Now, some crypto advocates claim that these environmental costs are worth it because of the security the proof-of-work validation process provides for the system. And you were talking about, this is the security that's built in.
But let me ask you, Professor Menand, do you think the environmental costs inflicted by cryptocurrencies like bitcoin are worth whatever potential benefits they provide?
Professor Menand: No. Absolutely not. Especially for countries like the United States where the benefits of crypto are largely illusory. They're not a better means of payment. They undermine the government's ability to maintain robust economic growth over time. They circumvent important safeguards that we've been talking about that prevent extortion and the environmental costs are very very large. And so I think the cost benefit analysis on bitcoin is clear.
Senator Warren: Alright. So let me ask you then Professor Menand, what's the end game for bitcoin?
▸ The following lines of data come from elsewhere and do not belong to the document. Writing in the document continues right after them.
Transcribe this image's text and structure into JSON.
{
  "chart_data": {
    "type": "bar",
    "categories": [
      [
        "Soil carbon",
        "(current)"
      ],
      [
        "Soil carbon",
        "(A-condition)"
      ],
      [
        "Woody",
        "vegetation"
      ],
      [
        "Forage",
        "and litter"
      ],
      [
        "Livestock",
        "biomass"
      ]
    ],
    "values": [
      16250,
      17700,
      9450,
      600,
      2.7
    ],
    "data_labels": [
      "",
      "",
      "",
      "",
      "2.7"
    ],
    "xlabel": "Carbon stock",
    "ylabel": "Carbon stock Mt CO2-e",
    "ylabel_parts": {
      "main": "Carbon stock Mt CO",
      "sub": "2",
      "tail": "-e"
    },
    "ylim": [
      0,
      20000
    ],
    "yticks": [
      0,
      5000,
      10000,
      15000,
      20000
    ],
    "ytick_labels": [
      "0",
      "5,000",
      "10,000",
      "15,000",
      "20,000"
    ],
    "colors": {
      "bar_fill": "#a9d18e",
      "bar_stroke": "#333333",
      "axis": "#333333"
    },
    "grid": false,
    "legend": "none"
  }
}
Will more and more miners keep doing more and more useless complicated math problems that consume a larger and larger share of the world's energy for the next 100 years until the last coin is mined? What is the future of bitcoin and the future of our planet?
Professor Menand: I think a lot depends on how the people in this Zoom react, you know if governments like ours continue to sit on the sidelines while alternative currency systems develop, or even if they give soccer to that development we're gonna see bitcoin use continue to expand because there's a growing group of people who would like to move, sort of the whole financial system to decentralize ledgers. That's gonna mean more and more environmental damage so Congress I think really needs to act here.
Senator Warren: So, as we think about how to build a better banking system, we need to re-think the use of environmentally wasteful cryptocurrencies.
If I can, let me just get through these quickly. Now Dr. Narula, let me ask you: from the research you and your colleagues at MIT have done, is it possible to design a central bank digital currency that does not require miners to perform random number-generation puzzles?
Dr. Narula: Yes, it is.
Senator Warren: Could you design it so that it wouldn't consume more energy than a middle-sized country?
Dr. Narula: Yes, you can.
Senator Warren: Could we have a central bank digital currency that doesn't exacerbate the climate crisis and undermine environmental justice?
Dr. Narula: I think you could build a central bank digital currency which does not consume vast amounts of energy, yes.
Senator Warren: Good. I'm glad to hear this. Look, cryptocurrencies like bitcoin are terrible for the environment. And that would be true regardless of whether we were getting anything productive out of that energy usage or not. The fact that we're not makes it even more scandalous.
One of the easiest and least disruptive things we can do to address the climate crisis is crack down on environmentally wasteful cryptocurrencies. And now is the time to do it. So, I wanna thank all of our witnesses for being here today. I wanna thank you for providing testimony.